Guey Heung Lee v. Johnson
Headline: Court denies stay and allows San Francisco to reassign Chinese-ancestry elementary students under a desegregation plan, letting pupil reassignments proceed while appeals continue.
Holding:
- Allows immediate reassignment of Chinese-ancestry elementary pupils under the court-approved plan.
- Permits bilingual classes and cultural courses so long as they do not create segregation.
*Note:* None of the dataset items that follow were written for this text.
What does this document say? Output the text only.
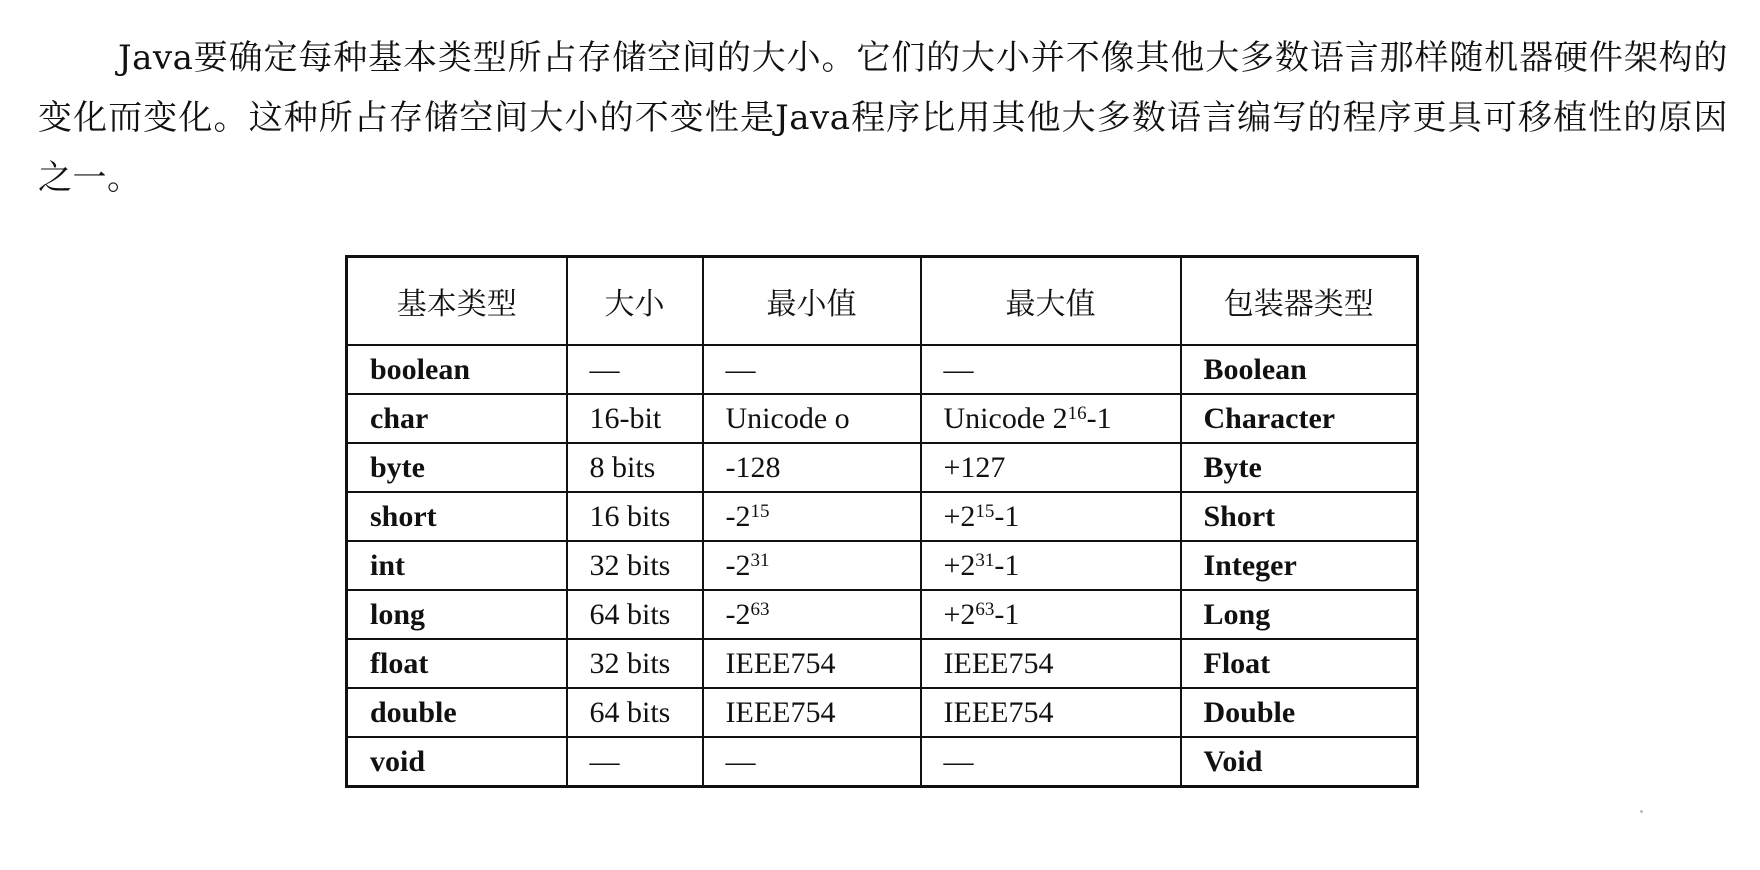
Java要确定每种基本类型所占存储空间的大小。它们的大小并不像其他大多数语言那样随机器硬件架构的变化而变化。这种所占存储空间大小的不变性是Java程序比用其他大多数语言编写的程序更具可移植性的原因之一。

基本类型	大小	最小值	最大值	包装器类型
boolean	—	—	—	Boolean
char	16-bit	Unicode o	Unicode $2^{16}-1$	Character
byte	8 bits	-128	+127	Byte
short	16 bits	$-2^{15}$	$+2^{15}-1$	Short
int	32 bits	$-2^{31}$	$+2^{31}-1$	Integer
long	64 bits	$-2^{63}$	$+2^{63}-1$	Long
float	32 bits	IEEE754	IEEE754	Float
double	64 bits	IEEE754	IEEE754	Double
void	—	—	—	Void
- Appeal remains pending; this procedural order could change after full review.
Summary
Background
Applicants are Americans of Chinese ancestry who asked a court to halt a plan that reassigns Chinese-ancestry elementary pupils in San Francisco. The local school board submitted a comprehensive desegregation plan and the District Court approved it. San Francisco elementary schools include many racial and ethnic groups, and some schools are heavily Chinese in enrollment. Historically, California law once authorized separate schools for children of Chinese ancestry (a statute later repealed), and the District Court found that the effects of that old policy still influence current attendance lines.
Reasoning
The central question was whether the reassignment order should be stayed while appeals go forward. The District Court found that prior state-imposed segregation had lingering force and that school attendance lines had been drawn in ways that maintained or increased racial imbalance. The court also said bilingual classes and courses about cultural heritage may be offered so long as they do not create or maintain segregation. The Court of Appeals briefly entered a stay and then vacated it; a different appellate panel later denied stay motions. Acting as circuit justice, Mr. Justice Douglas declined to overrule the Ninth Circuit and denied the stay application.
Real world impact
The denial allows the District Court’s pupil reassignments to go into effect, so students can be reassigned while the appeal continues. Bilingual instruction and cultural-heritage courses remain allowed if they do not foster segregation. The District Court emphasized that community response will help determine whether the city becomes more unified or more divided. This ruling is procedural, not a final decision on the plan’s merits, and the outcome could change after full appellate review.